Seraphim got its start in 2015, and Ostrenga said it has residential, commercial and industrial customers eager for American modules. Seraphim has seen an uptick in inquiries since Suniva’s exit.
“Customers are revisiting their procurement strategies, identifying ways to mitigate supply chain risk and are thinking long-term versus spot purchasing,” Ostrenga said. “Our clients value Made in the USA manufacturing, our bankability through third-party insurance and solar financing partners, high-efficiency modules, quick turn-arounds and our dedication to service.”
Stion – Hattiesburg, Mississippi
Although Suniva and SolarWorld produce crystalline modules, the thin-film market is feeling the ripple effects of their struggles and the subsequent trade tariff petition. Stion produces frameless and framed thin-film CIGS modules in a 700,000-sq. ft manufacturing plant in Mississippi. Seth Stulgis, Stion director of marketing, said there has been increased interest from larger developers looking into Stion’s thin-film for future projects.
“Stion takes pride in being a 100% U.S. corporation,” Stulgis said. “We have seen an uptick in interest from developers looking to secure modules before year’s end due to the module shortage for U.S. clients as well as those looking to hedge against a potential minimum import price (MIP).

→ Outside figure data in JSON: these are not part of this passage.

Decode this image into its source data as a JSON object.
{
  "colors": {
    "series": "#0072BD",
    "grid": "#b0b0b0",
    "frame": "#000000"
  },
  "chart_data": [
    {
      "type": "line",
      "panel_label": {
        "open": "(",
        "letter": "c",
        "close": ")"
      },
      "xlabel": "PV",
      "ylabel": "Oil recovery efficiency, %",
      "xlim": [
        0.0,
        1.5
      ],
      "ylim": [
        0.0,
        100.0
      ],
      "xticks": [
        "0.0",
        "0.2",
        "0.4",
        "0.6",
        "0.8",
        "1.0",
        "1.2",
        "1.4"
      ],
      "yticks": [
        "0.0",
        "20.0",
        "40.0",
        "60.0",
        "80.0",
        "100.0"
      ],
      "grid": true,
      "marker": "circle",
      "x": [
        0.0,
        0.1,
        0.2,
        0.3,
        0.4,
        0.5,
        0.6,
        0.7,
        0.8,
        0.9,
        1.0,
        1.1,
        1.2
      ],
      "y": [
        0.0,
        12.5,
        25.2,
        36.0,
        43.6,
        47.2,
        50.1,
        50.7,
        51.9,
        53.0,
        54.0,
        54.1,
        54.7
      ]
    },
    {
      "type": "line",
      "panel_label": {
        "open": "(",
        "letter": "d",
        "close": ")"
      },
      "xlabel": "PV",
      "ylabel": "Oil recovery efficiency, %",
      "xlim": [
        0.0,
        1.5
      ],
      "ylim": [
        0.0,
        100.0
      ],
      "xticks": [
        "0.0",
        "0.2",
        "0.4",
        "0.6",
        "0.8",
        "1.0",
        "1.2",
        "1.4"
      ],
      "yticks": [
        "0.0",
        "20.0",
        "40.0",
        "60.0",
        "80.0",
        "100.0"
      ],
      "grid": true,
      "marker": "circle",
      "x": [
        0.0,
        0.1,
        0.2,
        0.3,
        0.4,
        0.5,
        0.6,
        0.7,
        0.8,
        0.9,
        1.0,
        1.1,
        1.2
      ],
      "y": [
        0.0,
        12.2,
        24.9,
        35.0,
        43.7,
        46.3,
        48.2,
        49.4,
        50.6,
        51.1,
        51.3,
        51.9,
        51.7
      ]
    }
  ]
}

Stion is both a thin-film module manufacturer and makes its modules in the United States, so it is not subject to an MIP.”
Some foreign module manufacturers are cutting back U.S. shipments because of the uncertainty around the trade case. Stion doesn’t have to worry about that and is in fact ramping up its production capacity to 150 MW each year at its Mississippi plant. The team is exploring technical initiatives to add capacity even faster.
“‘American-made’ is who we are and who we have always been,” Stulgis said.
*The photo originally with the Seraphim section was an incorrect image and has been removed and replaced.